Wireless lighting control systems may utilize radio frequency (RF) communication to communicate control signals to an antenna element mounted in a light fixture. For example, a user may turn on, turn off, or dim a light using wireless control. Specifically, a user may use a portable electronic device such as, for example, a smartphone or tablet computer that includes wireless control capabilities in order to communicate with the antenna element located within the lighting fixture. For example, the portable electronic device may include Bluetooth® low energy (BLE) wireless capability in order to wirelessly communicate with one or more lighting fixtures.
A home, office, or any other building typically includes many light fixtures for illumination. A user may wish to simultaneously control two or more of the light fixtures using wireless control. For example, a user may wish to change the color, dim, turn on, or turn off all of the light fixtures in his or her living room at the same time. For security reasons, each individual lighting fixture needs to be paired to the portable electronic device before they can exchange data. Pairing occurs when one of the light fixtures and the portable electronic device become a trusted pair. To become a trusted pair, a specific discovery and authentication process should be completed. For example, the light fixtures and the portable electronic device may become a trusted pair by exchanging a protected security identification number, or passkey. Once a lighting fixture is paired with the portable electronic device, the two devices are now connected to one another.
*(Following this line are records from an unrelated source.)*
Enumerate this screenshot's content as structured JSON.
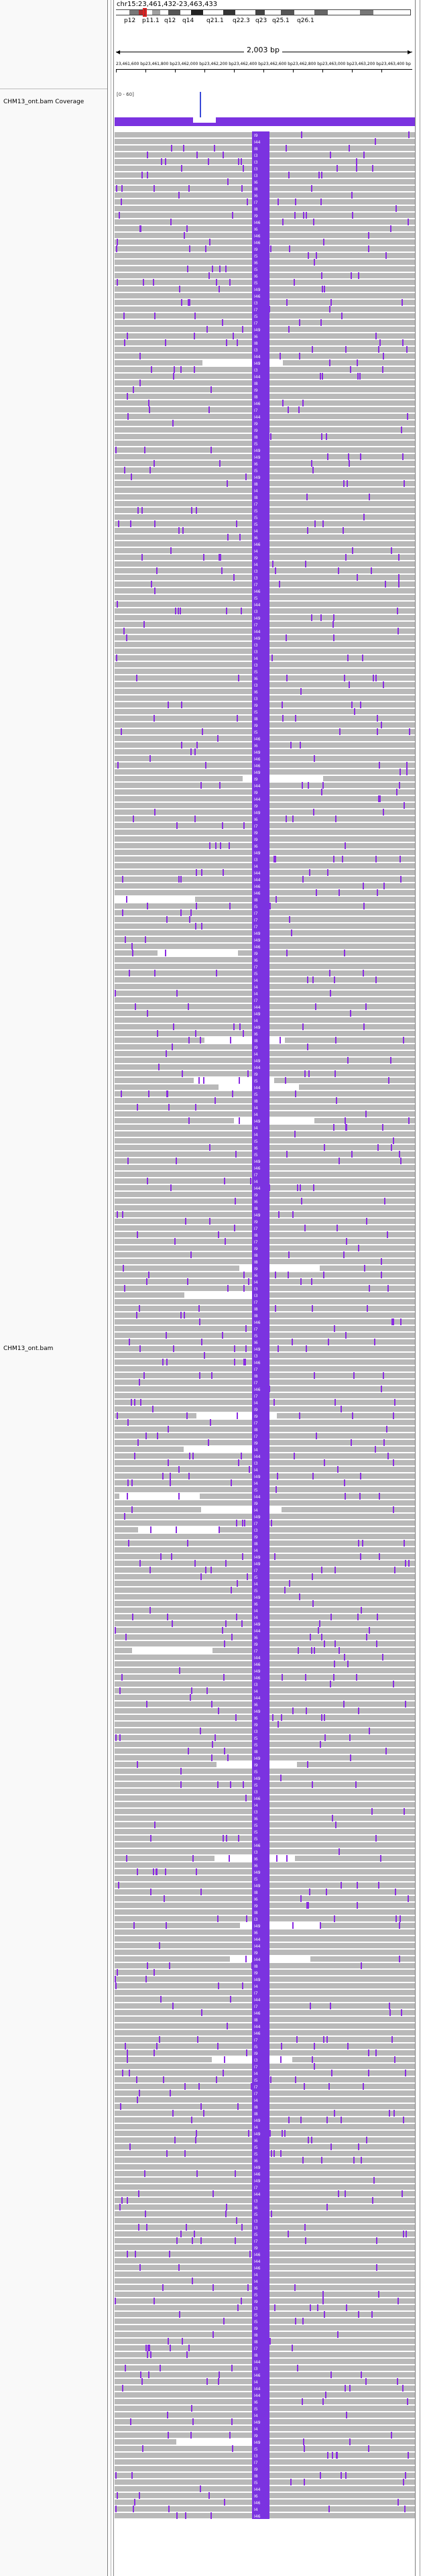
{
  "header": {
    "locus": "chr15:23,461,432-23,463,433",
    "span_label": "2,003 bp",
    "bands": [
      "p12",
      "p11.1",
      "q12",
      "q14",
      "q21.1",
      "q22.3",
      "q23",
      "q25.1",
      "q26.1"
    ],
    "ruler_labels": [
      "23,461,600 bp",
      "23,461,800 bp",
      "23,462,000 bp",
      "23,462,200 bp",
      "23,462,400 bp",
      "23,462,600 bp",
      "23,462,800 bp",
      "23,463,000 bp",
      "23,463,200 bp",
      "23,463,400 bp"
    ]
  },
  "tracks": {
    "coverage_name": "CHM13_ont.bam Coverage",
    "coverage_range": "[0 - 60]",
    "alignment_name": "CHM13_ont.bam"
  },
  "colors": {
    "read": "#b9b9b9",
    "insertion": "#7b33e0",
    "mismatch": "#8a2be2",
    "coverage": "#7b33e0"
  },
  "insertion_labels": [
    "I4",
    "I5",
    "I8",
    "I3",
    "I6",
    "I7",
    "I9",
    "I44",
    "I46",
    "I49"
  ]
}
This means that the two devices may securely exchange data between one another.
A piconet physical channel is a network using BLE based technology protocols to allow a master device, such as the portable electronic device, to interconnect with multiple slave devices, such as the lighting fixtures. Piconet physical channels utilize frequency hopping. Specifically, each piconet physical channel includes a unique master device (e.g., the portable electronic device), where each master device has its own unique device address as well as its own clock. Therefore, each piconet physical channel will also have its own unique frequency hopping sequence. This means that when a connection between the master device and one of the slave devices is established, the clock and the unique device address of the master device may be transmitted to the slave device. The unique device address of the master device may be used to determine the sequence of frequency hops of the slave devices, and the clock of the master device may be used to determine the timing of the frequency hops of the slave devices.
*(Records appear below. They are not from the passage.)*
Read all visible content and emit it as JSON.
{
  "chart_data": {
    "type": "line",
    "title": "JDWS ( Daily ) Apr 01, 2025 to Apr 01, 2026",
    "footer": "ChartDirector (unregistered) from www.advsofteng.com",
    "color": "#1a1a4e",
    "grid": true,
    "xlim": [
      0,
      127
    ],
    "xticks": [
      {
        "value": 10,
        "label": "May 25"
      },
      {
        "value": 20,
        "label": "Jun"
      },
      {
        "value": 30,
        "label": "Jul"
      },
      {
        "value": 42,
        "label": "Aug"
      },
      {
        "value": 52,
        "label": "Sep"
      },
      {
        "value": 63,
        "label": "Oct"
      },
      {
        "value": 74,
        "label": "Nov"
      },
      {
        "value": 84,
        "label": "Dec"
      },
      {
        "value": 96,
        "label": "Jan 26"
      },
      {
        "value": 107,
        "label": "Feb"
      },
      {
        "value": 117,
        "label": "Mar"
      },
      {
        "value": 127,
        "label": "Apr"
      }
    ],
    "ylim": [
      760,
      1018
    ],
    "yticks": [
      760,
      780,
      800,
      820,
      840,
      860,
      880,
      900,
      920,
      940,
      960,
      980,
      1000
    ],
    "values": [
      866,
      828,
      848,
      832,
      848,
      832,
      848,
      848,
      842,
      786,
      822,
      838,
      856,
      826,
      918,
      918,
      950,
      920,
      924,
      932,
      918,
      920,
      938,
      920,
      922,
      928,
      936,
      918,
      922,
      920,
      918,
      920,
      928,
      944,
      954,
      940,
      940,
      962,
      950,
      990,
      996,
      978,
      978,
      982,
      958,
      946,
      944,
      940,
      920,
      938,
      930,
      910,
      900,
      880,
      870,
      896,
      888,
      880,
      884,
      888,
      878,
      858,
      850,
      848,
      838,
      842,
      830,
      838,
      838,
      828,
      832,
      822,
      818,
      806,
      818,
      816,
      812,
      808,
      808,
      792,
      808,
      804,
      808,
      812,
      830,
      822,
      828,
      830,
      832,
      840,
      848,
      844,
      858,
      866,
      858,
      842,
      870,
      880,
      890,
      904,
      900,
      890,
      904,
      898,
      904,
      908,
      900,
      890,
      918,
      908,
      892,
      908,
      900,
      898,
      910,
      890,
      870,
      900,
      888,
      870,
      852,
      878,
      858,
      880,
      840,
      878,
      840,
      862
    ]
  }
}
Using the above-described approach, the slave devices within a piconet physical channel are able to avoid one another's transmission by persistently changing frequency channels. However, there are some drawbacks when utilizing this approach. This is because the timing of the frequency hops between the various slave devices is fixed. In particular, the timing of the frequency hop may be anywhere from about ten to twenty seconds in duration. This fixed duration may be an issue if a user wishes to simultaneously control two or more slave devices at about the same time, since it is impossible to control two lighting fixtures simultaneously. For example, if a user attempts to dim all of the lighting fixtures in his or her living room at once, each lighting fixture will actually dim one by one, in a sequential fashion. Thus, there exists a need in the art for improved, simultaneous control of wireless lighting fixtures.